The Art of the Sonnet
Stephen Burt, David Mikics, . . Harvard Univ., $35 (451pp) ISBN 978-0-674-04814-0
The sonnet may well be the poetic form that most often comes to mind when anyone thinks of poetry. Fourteen lines long, in open and closed structures, sonnets have been prominent over the past 400 years of poetic history. In this unusual book—half anthology, half collection of essays—Burt and Mikics, both prolific critics of poetry (Burt is also a poet himself) choose 100 sonnets and for each offer a thoughtful, scholarly, though highly accessible commentary. The oldest poem is Thomas Wyatt's “Whoso List to Hunt” (1557), and the newest is by the contemporary poet D.A. Powell, first published last year.

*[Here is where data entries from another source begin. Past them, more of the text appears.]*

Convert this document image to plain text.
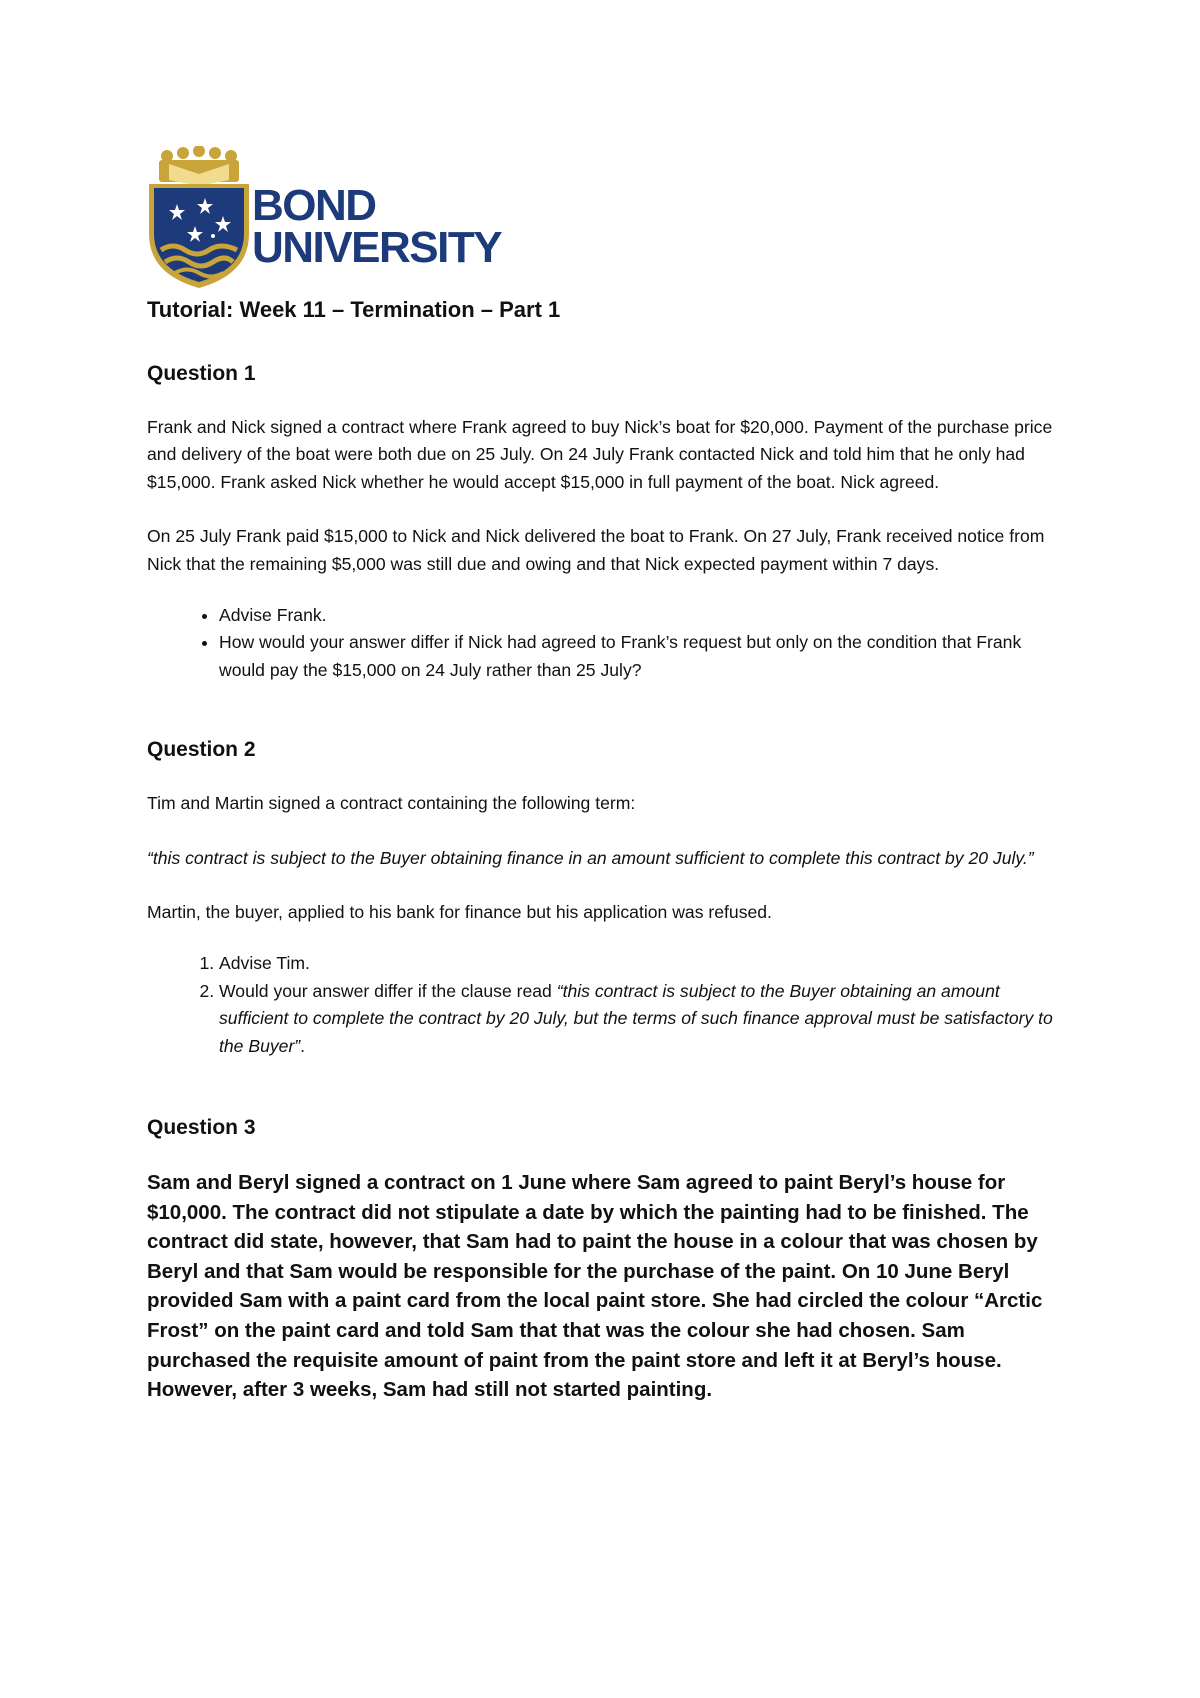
BOND
UNIVERSITY
Tutorial: Week 11 – Termination – Part 1
Question 1

Frank and Nick signed a contract where Frank agreed to buy Nick’s boat for $20,000. Payment of the purchase price and delivery of the boat were both due on 25 July. On 24 July Frank contacted Nick and told him that he only had $15,000. Frank asked Nick whether he would accept $15,000 in full payment of the boat. Nick agreed.

On 25 July Frank paid $15,000 to Nick and Nick delivered the boat to Frank. On 27 July, Frank received notice from Nick that the remaining $5,000 was still due and owing and that Nick expected payment within 7 days.

• Advise Frank.
• How would your answer differ if Nick had agreed to Frank’s request but only on the condition that Frank would pay the $15,000 on 24 July rather than 25 July?
Question 2

Tim and Martin signed a contract containing the following term:

“this contract is subject to the Buyer obtaining finance in an amount sufficient to complete this contract by 20 July.”

Martin, the buyer, applied to his bank for finance but his application was refused.

1. Advise Tim.
2. Would your answer differ if the clause read “this contract is subject to the Buyer obtaining an amount sufficient to complete the contract by 20 July, but the terms of such finance approval must be satisfactory to the Buyer”.
Question 3

Sam and Beryl signed a contract on 1 June where Sam agreed to paint Beryl’s house for $10,000. The contract did not stipulate a date by which the painting had to be finished. The contract did state, however, that Sam had to paint the house in a colour that was chosen by Beryl and that Sam would be responsible for the purchase of the paint. On 10 June Beryl provided Sam with a paint card from the local paint store. She had circled the colour “Arctic Frost” on the paint card and told Sam that that was the colour she had chosen. Sam purchased the requisite amount of paint from the paint store and left it at Beryl’s house. However, after 3 weeks, Sam had still not started painting.
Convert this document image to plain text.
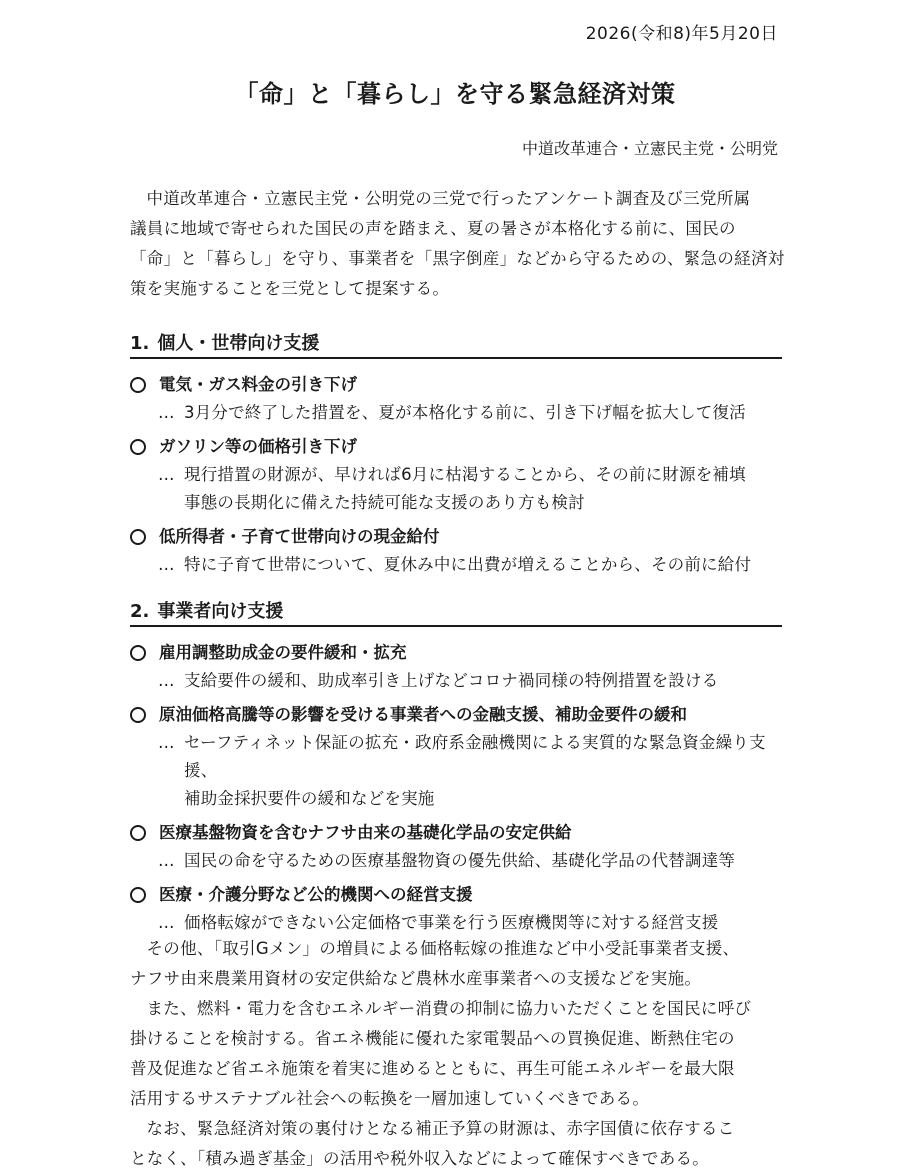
2026(令和8)年5月20日
「命」と「暮らし」を守る緊急経済対策
中道改革連合・立憲民主党・公明党

中道改革連合・立憲民主党・公明党の三党で行ったアンケート調査及び三党所属
議員に地域で寄せられた国民の声を踏まえ、夏の暑さが本格化する前に、国民の
「命」と「暮らし」を守り、事業者を「黒字倒産」などから守るための、緊急の経済対
策を実施することを三党として提案する。

1. 個人・世帯向け支援
電気・ガス料金の引き下げ
… 3月分で終了した措置を、夏が本格化する前に、引き下げ幅を拡大して復活
ガソリン等の価格引き下げ
… 現行措置の財源が、早ければ6月に枯渇することから、その前に財源を補填
事態の長期化に備えた持続可能な支援のあり方も検討
低所得者・子育て世帯向けの現金給付
… 特に子育て世帯について、夏休み中に出費が増えることから、その前に給付
2. 事業者向け支援
雇用調整助成金の要件緩和・拡充
… 支給要件の緩和、助成率引き上げなどコロナ禍同様の特例措置を設ける
原油価格高騰等の影響を受ける事業者への金融支援、補助金要件の緩和
… セーフティネット保証の拡充・政府系金融機関による実質的な緊急資金繰り支援、
補助金採択要件の緩和などを実施
医療基盤物資を含むナフサ由来の基礎化学品の安定供給
… 国民の命を守るための医療基盤物資の優先供給、基礎化学品の代替調達等
医療・介護分野など公的機関への経営支援
… 価格転嫁ができない公定価格で事業を行う医療機関等に対する経営支援

その他、「取引Gメン」の増員による価格転嫁の推進など中小受託事業者支援、
ナフサ由来農業用資材の安定供給など農林水産事業者への支援などを実施。

また、燃料・電力を含むエネルギー消費の抑制に協力いただくことを国民に呼び
掛けることを検討する。省エネ機能に優れた家電製品への買換促進、断熱住宅の
普及促進など省エネ施策を着実に進めるとともに、再生可能エネルギーを最大限
活用するサステナブル社会への転換を一層加速していくべきである。

なお、緊急経済対策の裏付けとなる補正予算の財源は、赤字国債に依存するこ
となく、「積み過ぎ基金」の活用や税外収入などによって確保すべきである。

In between, there's everything from Shakespeare and Wordsworth to Robert Lowell and Lucie Brock-Broido. Of “Redemption,” George Herbert's sonnet about the Resurrection of Christ, Mikics writes, “Herbert's Savior... shocks us into attention.” Of one of Ted Berrigan's sonnets, Burt says, “The disorientation, the wildness, is part of the point: no more organized poem would do.” While this anthology would make a wonderful textbook for a prosody class, its best audience may be anyone who wants to delve deeply into the heart of poetry. Learnéd as well as passionate, this book is a delight.